Die orthodoxe Kirche Finnlands, die dem Patriarchat von Konstantinopel untersteht, hat etwa 60.000 Mitglieder (fast 2 % der Bevölkerung). Wir haben ein brüderliches Verhältnis zu ihnen, das von Zuneigung und Vertrauen geprägt ist. Aufgrund des Mangels an katholischen Pfarreien erlauben sie uns, ihre Kirchen für die sonntägliche Feier der Heiligen Messe zu nutzen. Bei einer Gelegenheit war ich nach der Göttlichen Liturgie, an der ich in ihrer Kathedrale in Helsinki teilnahm, von Priestern und Diakonen umgeben, die voller Trauer, aber auch voller Hoffnung ausriefen: "Wann werden wir eine Kirche sein! Wir waren uns einig, dass wir beten, uns läutern und mehr miteinander reden müssen. Tatsächlich organisierten wir Monate später eine theologische Konferenz, auf der wir über die Sakramente und das Petrusamt diskutierten. Es war eine einzigartige Erfahrung zu erkennen, dass wir praktisch ein und dieselbe Kirche sind. Es wurde vereinbart, dass das Petrusamt zu einem späteren Zeitpunkt ausführlicher behandelt wird.
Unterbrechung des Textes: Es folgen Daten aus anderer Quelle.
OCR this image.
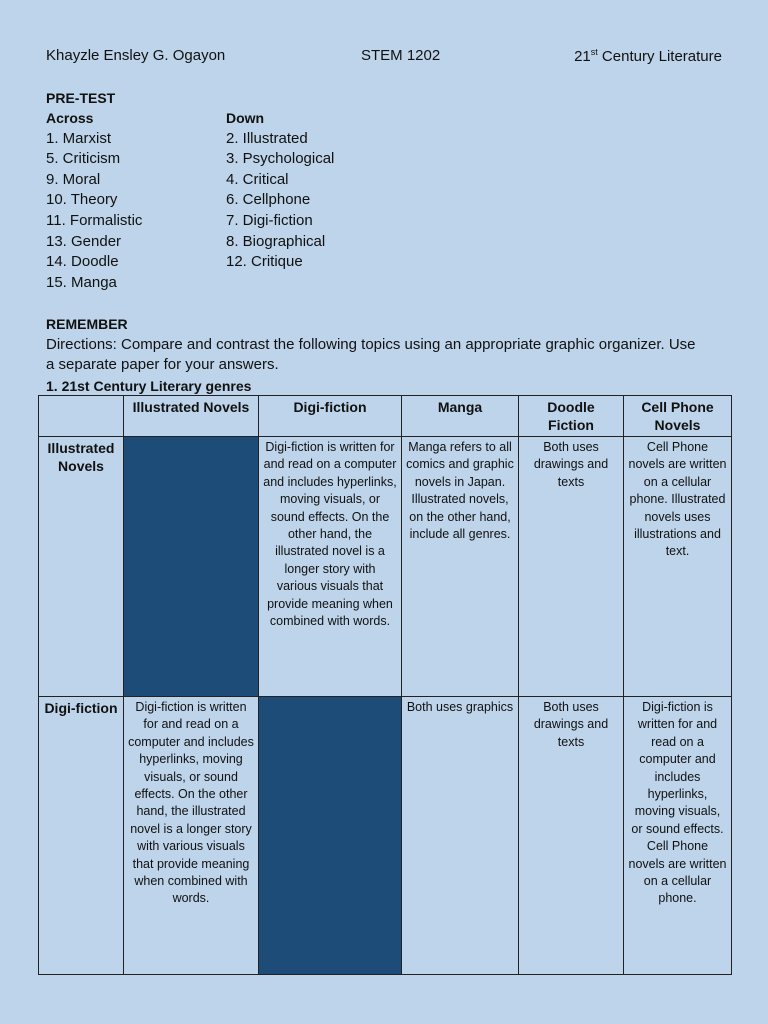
Khayzle Ensley G. Ogayon	STEM 1202	21st Century Literature
PRE-TEST
Across
1. Marxist
5. Criticism
9. Moral
10. Theory
11. Formalistic
13. Gender
14. Doodle
15. Manga
Down
2. Illustrated
3. Psychological
4. Critical
6. Cellphone
7. Digi-fiction
8. Biographical
12. Critique
REMEMBER
Directions: Compare and contrast the following topics using an appropriate graphic organizer. Use a separate paper for your answers.
1. 21st Century Literary genres
	Illustrated Novels	Digi-fiction	Manga	Doodle Fiction	Cell Phone Novels
Illustrated Novels		Digi-fiction is written for and read on a computer and includes hyperlinks, moving visuals, or sound effects. On the other hand, the illustrated novel is a longer story with various visuals that provide meaning when combined with words.	Manga refers to all comics and graphic novels in Japan. Illustrated novels, on the other hand, include all genres.	Both uses drawings and texts	Cell Phone novels are written on a cellular phone. Illustrated novels uses illustrations and text.
Digi-fiction	Digi-fiction is written for and read on a computer and includes hyperlinks, moving visuals, or sound effects. On the other hand, the illustrated novel is a longer story with various visuals that provide meaning when combined with words.		Both uses graphics	Both uses drawings and texts	Digi-fiction is written for and read on a computer and includes hyperlinks, moving visuals, or sound effects. Cell Phone novels are written on a cellular phone.
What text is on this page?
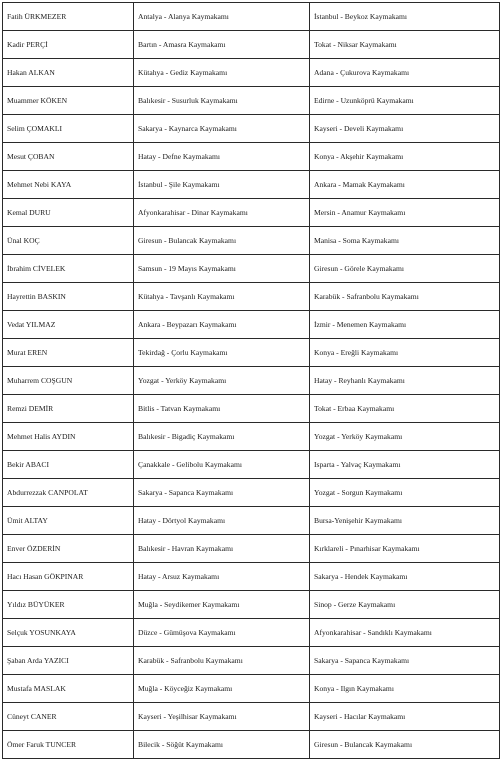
Fatih ÜRKMEZER	Antalya - Alanya Kaymakamı	İstanbul - Beykoz Kaymakamı
Kadir PERÇİ	Bartın - Amasra Kaymakamı	Tokat - Niksar Kaymakamı
Hakan ALKAN	Kütahya - Gediz Kaymakamı	Adana - Çukurova Kaymakamı
Muammer KÖKEN	Balıkesir - Susurluk Kaymakamı	Edirne - Uzunköprü Kaymakamı
Selim ÇOMAKLI	Sakarya - Kaynarca Kaymakamı	Kayseri - Develi Kaymakamı
Mesut ÇOBAN	Hatay - Defne Kaymakamı	Konya - Akşehir Kaymakamı
Mehmet Nebi KAYA	İstanbul - Şile Kaymakamı	Ankara - Mamak Kaymakamı
Kemal DURU	Afyonkarahisar - Dinar Kaymakamı	Mersin - Anamur Kaymakamı
Ünal KOÇ	Giresun - Bulancak Kaymakamı	Manisa - Soma Kaymakamı
İbrahim CİVELEK	Samsun - 19 Mayıs Kaymakamı	Giresun - Görele Kaymakamı
Hayrettin BASKIN	Kütahya - Tavşanlı Kaymakamı	Karabük - Safranbolu Kaymakamı
Vedat YILMAZ	Ankara - Beypazarı Kaymakamı	İzmir - Menemen Kaymakamı
Murat EREN	Tekirdağ - Çorlu Kaymakamı	Konya - Ereğli Kaymakamı
Muharrem COŞGUN	Yozgat - Yerköy Kaymakamı	Hatay - Reyhanlı Kaymakamı
Remzi DEMİR	Bitlis - Tatvan Kaymakamı	Tokat - Erbaa Kaymakamı
Mehmet Halis AYDIN	Balıkesir - Bigadiç Kaymakamı	Yozgat - Yerköy Kaymakamı
Bekir ABACI	Çanakkale - Gelibolu Kaymakamı	Isparta - Yalvaç Kaymakamı
Abdurrezzak CANPOLAT	Sakarya - Sapanca Kaymakamı	Yozgat - Sorgun Kaymakamı
Ümit ALTAY	Hatay - Dörtyol Kaymakamı	Bursa-Yenişehir Kaymakamı
Enver ÖZDERİN	Balıkesir - Havran Kaymakamı	Kırklareli - Pınarhisar Kaymakamı
Hacı Hasan GÖKPINAR	Hatay - Arsuz Kaymakamı	Sakarya - Hendek Kaymakamı
Yıldız BÜYÜKER	Muğla - Seydikemer Kaymakamı	Sinop - Gerze Kaymakamı
Selçuk YOSUNKAYA	Düzce - Gümüşova Kaymakamı	Afyonkarahisar - Sandıklı Kaymakamı
Şaban Arda YAZICI	Karabük - Safranbolu Kaymakamı	Sakarya - Sapanca Kaymakamı
Mustafa MASLAK	Muğla - Köyceğiz Kaymakamı	Konya - Ilgın Kaymakamı
Cüneyt CANER	Kayseri - Yeşilhisar Kaymakamı	Kayseri - Hacılar Kaymakamı
Ömer Faruk TUNCER	Bilecik - Söğüt Kaymakamı	Giresun - Bulancak Kaymakamı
Niemand bezweifelt, dass dies der größte Stolperstein ist.
Die Ökumene ist notwendig. Die große Herausforderung besteht meiner ganz persönlichen Meinung nach darin, sie nicht darauf zu reduzieren, nur über das zu sprechen und zu handeln, was uns eint. Es ist wichtig, auf Fragen und Aspekte einzugehen, bei denen es unterschiedliche Auffassungen gibt. Eine echte Gefahr, die wir auf dem Ökumenischen Rat sehen, besteht darin, sich nur auf soziale Fragen, Ungerechtigkeit, Einwanderung, Gewalt und Kriege zu konzentrieren. Wir müssen uns mutig mit theologischen Fragen auseinandersetzen, die uns trennen, wie Johannes Paul II., Benedikt XVI. und Franziskus bei mehreren Gelegenheiten betont haben. Ohne Angst oder Vorurteile, aber wir müssen uns mit Anthropologie, Sakramentologie, Ehemoral, Bioethik usw. befassen.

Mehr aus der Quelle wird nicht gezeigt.